Forces at West Bank Checkpoint Erase Al Jazeera Footage

Troops stopped an Al Jazeera camera crew at a West Bank checkpoint and erased footage about alleged torture of prisoners. Didn't hear about it? Read why from Khaled Abu Toameh:

Recently, a Palestinian TV crew was stopped at a checkpoint in the West Bank, where soldiers confiscated a tape and erased its content. This incident hardly received any coverage in the mainstream media in the US and Europe.

The reason? The perpetrators were not IDF soldiers, but Palestinian Authority security officers. And the checkpoint did not belong to the IDF; it was, in fact, a Palestinian checkpoint.
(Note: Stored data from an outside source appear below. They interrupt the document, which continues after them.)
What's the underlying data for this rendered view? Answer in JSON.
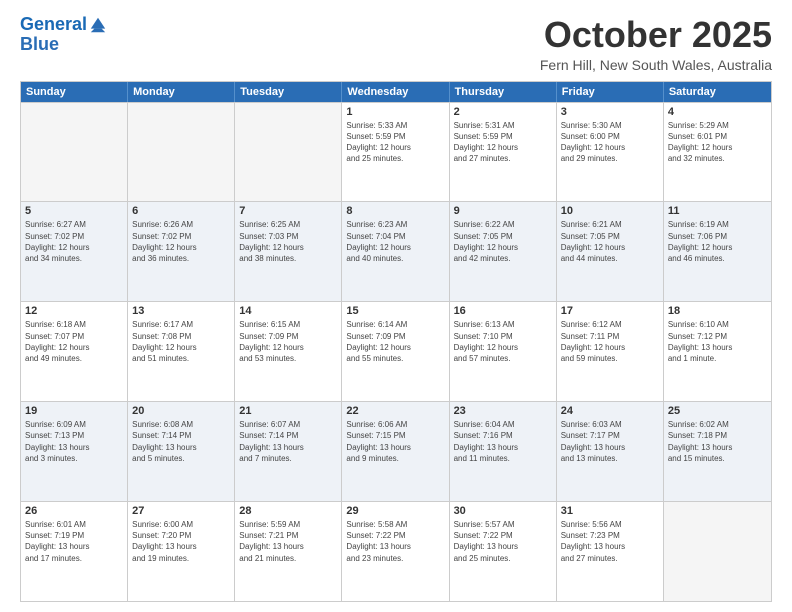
{
  "logo": {
    "line1": "General",
    "line2": "Blue"
  },
  "title": "October 2025",
  "location": "Fern Hill, New South Wales, Australia",
  "days_of_week": [
    "Sunday",
    "Monday",
    "Tuesday",
    "Wednesday",
    "Thursday",
    "Friday",
    "Saturday"
  ],
  "weeks": [
    {
      "alt": false,
      "cells": [
        {
          "day": "",
          "empty": true,
          "info": ""
        },
        {
          "day": "",
          "empty": true,
          "info": ""
        },
        {
          "day": "",
          "empty": true,
          "info": ""
        },
        {
          "day": "1",
          "empty": false,
          "info": "Sunrise: 5:33 AM\nSunset: 5:59 PM\nDaylight: 12 hours\nand 25 minutes."
        },
        {
          "day": "2",
          "empty": false,
          "info": "Sunrise: 5:31 AM\nSunset: 5:59 PM\nDaylight: 12 hours\nand 27 minutes."
        },
        {
          "day": "3",
          "empty": false,
          "info": "Sunrise: 5:30 AM\nSunset: 6:00 PM\nDaylight: 12 hours\nand 29 minutes."
        },
        {
          "day": "4",
          "empty": false,
          "info": "Sunrise: 5:29 AM\nSunset: 6:01 PM\nDaylight: 12 hours\nand 32 minutes."
        }
      ]
    },
    {
      "alt": true,
      "cells": [
        {
          "day": "5",
          "empty": false,
          "info": "Sunrise: 6:27 AM\nSunset: 7:02 PM\nDaylight: 12 hours\nand 34 minutes."
        },
        {
          "day": "6",
          "empty": false,
          "info": "Sunrise: 6:26 AM\nSunset: 7:02 PM\nDaylight: 12 hours\nand 36 minutes."
        },
        {
          "day": "7",
          "empty": false,
          "info": "Sunrise: 6:25 AM\nSunset: 7:03 PM\nDaylight: 12 hours\nand 38 minutes."
        },
        {
          "day": "8",
          "empty": false,
          "info": "Sunrise: 6:23 AM\nSunset: 7:04 PM\nDaylight: 12 hours\nand 40 minutes."
        },
        {
          "day": "9",
          "empty": false,
          "info": "Sunrise: 6:22 AM\nSunset: 7:05 PM\nDaylight: 12 hours\nand 42 minutes."
        },
        {
          "day": "10",
          "empty": false,
          "info": "Sunrise: 6:21 AM\nSunset: 7:05 PM\nDaylight: 12 hours\nand 44 minutes."
        },
        {
          "day": "11",
          "empty": false,
          "info": "Sunrise: 6:19 AM\nSunset: 7:06 PM\nDaylight: 12 hours\nand 46 minutes."
        }
      ]
    },
    {
      "alt": false,
      "cells": [
        {
          "day": "12",
          "empty": false,
          "info": "Sunrise: 6:18 AM\nSunset: 7:07 PM\nDaylight: 12 hours\nand 49 minutes."
        },
        {
          "day": "13",
          "empty": false,
          "info": "Sunrise: 6:17 AM\nSunset: 7:08 PM\nDaylight: 12 hours\nand 51 minutes."
        },
        {
          "day": "14",
          "empty": false,
          "info": "Sunrise: 6:15 AM\nSunset: 7:09 PM\nDaylight: 12 hours\nand 53 minutes."
        },
        {
          "day": "15",
          "empty": false,
          "info": "Sunrise: 6:14 AM\nSunset: 7:09 PM\nDaylight: 12 hours\nand 55 minutes."
        },
        {
          "day": "16",
          "empty": false,
          "info": "Sunrise: 6:13 AM\nSunset: 7:10 PM\nDaylight: 12 hours\nand 57 minutes."
        },
        {
          "day": "17",
          "empty": false,
          "info": "Sunrise: 6:12 AM\nSunset: 7:11 PM\nDaylight: 12 hours\nand 59 minutes."
        },
        {
          "day": "18",
          "empty": false,
          "info": "Sunrise: 6:10 AM\nSunset: 7:12 PM\nDaylight: 13 hours\nand 1 minute."
        }
      ]
    },
    {
      "alt": true,
      "cells": [
        {
          "day": "19",
          "empty": false,
          "info": "Sunrise: 6:09 AM\nSunset: 7:13 PM\nDaylight: 13 hours\nand 3 minutes."
        },
        {
          "day": "20",
          "empty": false,
          "info": "Sunrise: 6:08 AM\nSunset: 7:14 PM\nDaylight: 13 hours\nand 5 minutes."
        },
        {
          "day": "21",
          "empty": false,
          "info": "Sunrise: 6:07 AM\nSunset: 7:14 PM\nDaylight: 13 hours\nand 7 minutes."
        },
        {
          "day": "22",
          "empty": false,
          "info": "Sunrise: 6:06 AM\nSunset: 7:15 PM\nDaylight: 13 hours\nand 9 minutes."
        },
        {
          "day": "23",
          "empty": false,
          "info": "Sunrise: 6:04 AM\nSunset: 7:16 PM\nDaylight: 13 hours\nand 11 minutes."
        },
        {
          "day": "24",
          "empty": false,
          "info": "Sunrise: 6:03 AM\nSunset: 7:17 PM\nDaylight: 13 hours\nand 13 minutes."
        },
        {
          "day": "25",
          "empty": false,
          "info": "Sunrise: 6:02 AM\nSunset: 7:18 PM\nDaylight: 13 hours\nand 15 minutes."
        }
      ]
    },
    {
      "alt": false,
      "cells": [
        {
          "day": "26",
          "empty": false,
          "info": "Sunrise: 6:01 AM\nSunset: 7:19 PM\nDaylight: 13 hours\nand 17 minutes."
        },
        {
          "day": "27",
          "empty": false,
          "info": "Sunrise: 6:00 AM\nSunset: 7:20 PM\nDaylight: 13 hours\nand 19 minutes."
        },
        {
          "day": "28",
          "empty": false,
          "info": "Sunrise: 5:59 AM\nSunset: 7:21 PM\nDaylight: 13 hours\nand 21 minutes."
        },
        {
          "day": "29",
          "empty": false,
          "info": "Sunrise: 5:58 AM\nSunset: 7:22 PM\nDaylight: 13 hours\nand 23 minutes."
        },
        {
          "day": "30",
          "empty": false,
          "info": "Sunrise: 5:57 AM\nSunset: 7:22 PM\nDaylight: 13 hours\nand 25 minutes."
        },
        {
          "day": "31",
          "empty": false,
          "info": "Sunrise: 5:56 AM\nSunset: 7:23 PM\nDaylight: 13 hours\nand 27 minutes."
        },
        {
          "day": "",
          "empty": true,
          "info": ""
        }
      ]
    }
  ]
}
The story of the detention of the TV crew -- which, by the way, belonged to Al-Jazeera and the erasure of the footage did not make it to the mainstream media even after Reporters Without Borders, an organization that defends journalists worldwide, issued a statement strongly condemning the assault on the freedom of the media.

"Journalists must be able to work freely," Reporters Without Borders said. "The erasure of this video footage proves that the Palestinian security forces try to cover up their human rights violations. This incident should be the subject of an enquiry by the Palestinian Authority."

Walid Omari, the head of the Qatar-based satellite TV station's operations in the West Bank, told Reporters Without Borders that his crew was preparing a report on the death of a detainee at the Palestinian Authority detention center in Hebron that might have been the result of torture.

"We were the only ones to investigate this case and we did it despite strong pressure from the Palestinian Authority," Omari said. . .

One can only imagine the international media's reaction had the TV crew been detained by Israeli security forces. Anti-Israel groups and individuals would have cited the incident as further proof of the "occupation's brutal measures" against the freedom of the media.

Moreover, it is highly likely that Israeli human rights organizations like Betselem would have dispatched researchers to the field to investigate the incident had IDF soldiers been involved.

Yet foreign journalists and human rights activists working in Israel and the Palestinian territories either chose to ignore the story or never heard about it simply because it was lacking in an anti-Israel angle.

One can also imagine how the media and human rights organizations would have reacted had a Palestinian died in Israeli prison after allegedly being tortured.